He put out his hand without rising. Conniston took it, surprised as he did so at the quick, strong grip of the slender fingers.
“I’m glad to know you, Conniston. Glad you’re to be with us. Oh yes, I knew a couple of days ago that you were coming over. Mr. Crawford dropped in on us himself and told us about you. Have a chair.”
They had shaken hands across the table. Now, as Conniston moved across the room to the chair at which Garton waved, the latter swung about on his high stool toward the boy at the typewriter.
“Hey there, Billy!” he called. “Come and meet Mr. Conniston. He’s going to be one of us. Mr. Conniston, meet Mr. Jordan—Billy Jordan—the one man living who can take down dictation as fast as you can sling it at him, type it as you shoot it in, and play a tune on his typewriter at the same time!”
Stepping about the table to meet the boy who had got to his feet, Conniston received a shock which for a second made him forget to take young Jordan’s proffered hand. For the first time now he saw Garton’s body, which had been hidden by the table; saw that Garton had had both legs taken off six inches above the knees. He remembered himself, and tried to hide his surprise under some light remark to Billy Jordan. But Garton had seen it, and laughed lightly, although with a slight flush creeping up into his pale cheeks.
“Hadn’t heard about my having slept with Procrustes? Well, you’ll get used to having half a man around after a while. The rest do. I’ve gotten used to it myself.
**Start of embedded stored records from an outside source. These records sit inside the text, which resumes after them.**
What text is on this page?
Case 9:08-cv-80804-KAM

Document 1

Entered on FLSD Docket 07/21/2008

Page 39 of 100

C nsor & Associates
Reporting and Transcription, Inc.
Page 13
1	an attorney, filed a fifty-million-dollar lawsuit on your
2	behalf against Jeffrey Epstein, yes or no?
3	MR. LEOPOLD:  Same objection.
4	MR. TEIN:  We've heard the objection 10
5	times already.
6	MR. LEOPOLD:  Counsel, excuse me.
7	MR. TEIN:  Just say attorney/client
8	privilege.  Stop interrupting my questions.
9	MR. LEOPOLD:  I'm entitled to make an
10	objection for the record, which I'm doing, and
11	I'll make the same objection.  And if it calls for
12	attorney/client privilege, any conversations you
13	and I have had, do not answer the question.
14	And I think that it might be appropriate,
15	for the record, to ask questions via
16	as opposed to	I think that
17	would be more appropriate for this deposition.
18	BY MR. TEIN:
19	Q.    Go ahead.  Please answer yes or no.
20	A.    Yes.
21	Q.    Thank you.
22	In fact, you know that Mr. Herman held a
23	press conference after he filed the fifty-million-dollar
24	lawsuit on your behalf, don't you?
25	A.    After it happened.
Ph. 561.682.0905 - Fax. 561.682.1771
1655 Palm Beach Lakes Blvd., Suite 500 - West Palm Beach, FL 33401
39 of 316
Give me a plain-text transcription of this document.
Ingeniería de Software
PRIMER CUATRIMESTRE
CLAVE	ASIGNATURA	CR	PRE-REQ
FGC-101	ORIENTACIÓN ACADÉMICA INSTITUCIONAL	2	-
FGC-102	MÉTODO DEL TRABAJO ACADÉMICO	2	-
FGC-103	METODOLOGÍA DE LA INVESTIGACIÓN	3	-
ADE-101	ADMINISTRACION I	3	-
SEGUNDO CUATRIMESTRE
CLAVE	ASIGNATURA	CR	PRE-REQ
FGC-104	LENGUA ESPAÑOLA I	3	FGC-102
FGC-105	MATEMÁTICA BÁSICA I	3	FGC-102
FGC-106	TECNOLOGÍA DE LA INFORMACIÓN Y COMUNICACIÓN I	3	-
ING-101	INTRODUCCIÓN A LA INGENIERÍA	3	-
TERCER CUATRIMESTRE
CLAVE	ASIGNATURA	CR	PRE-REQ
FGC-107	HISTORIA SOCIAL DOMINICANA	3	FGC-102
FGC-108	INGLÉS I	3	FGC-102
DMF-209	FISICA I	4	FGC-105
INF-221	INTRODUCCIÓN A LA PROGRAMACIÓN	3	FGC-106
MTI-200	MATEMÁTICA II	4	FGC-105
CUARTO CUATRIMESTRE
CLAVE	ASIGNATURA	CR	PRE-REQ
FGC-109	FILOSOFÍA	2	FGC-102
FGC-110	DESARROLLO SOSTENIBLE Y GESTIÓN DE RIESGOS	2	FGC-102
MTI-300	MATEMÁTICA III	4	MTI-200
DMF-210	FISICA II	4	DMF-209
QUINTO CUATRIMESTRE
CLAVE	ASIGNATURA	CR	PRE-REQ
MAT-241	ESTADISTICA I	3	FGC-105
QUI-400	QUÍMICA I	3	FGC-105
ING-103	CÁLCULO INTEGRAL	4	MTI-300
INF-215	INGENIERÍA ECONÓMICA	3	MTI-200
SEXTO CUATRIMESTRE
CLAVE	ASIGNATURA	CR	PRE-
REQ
Now sit down. Have a smoke?” He pushed a box of cigarettes along the table. “And tell us what’s the news on Broadway.”
“You’re a New-Yorker?”
“Oh, I’ve galloped up and down the Big Thoroughfare a good many times in the days of my youth,” grinned Carton, helping himself to a cigarette. “I’m an Easterner, all right; or, rather, I was an Easterner. I guess I belong to this man’s country now.”
“What school?”
“Yale. ’05.”
“Why, that’s my school! I was a ’06 man.”
“I know it.” Garton nodded over the match he was touching to his cigarette. “You’re Greek Conniston, son of the big Conniston who does things on the Street. But we didn’t happen to travel in the same class. I was shy on the money end of it. Oh, I remember you, all right. I saw that record run of yours around left end to a touchdown. Gad, that was a great day! I went crazy then with a thousand other fellows. I remember,” with an amused chuckle, “jumping up and down on a fat man’s toes, yelling into his face until I must have split his ear-drum! Oh yes, I had two pegs in those days. The fat man got mad, the piker, and knocked me as flat as a pancake! I guess he never went to Yale.”
For ten minutes they chatted about old college days, games lost and won, men and women they both had known in the East. And then, naturally, conversation switched to the work being done in Rattlesnake Valley. Garton’s face lighted up with eagerness, his eyes grew very bright, he spoke swiftly. It was easy to see that the man was full of his work, pricked with the fever of it, alive with enthusiasm.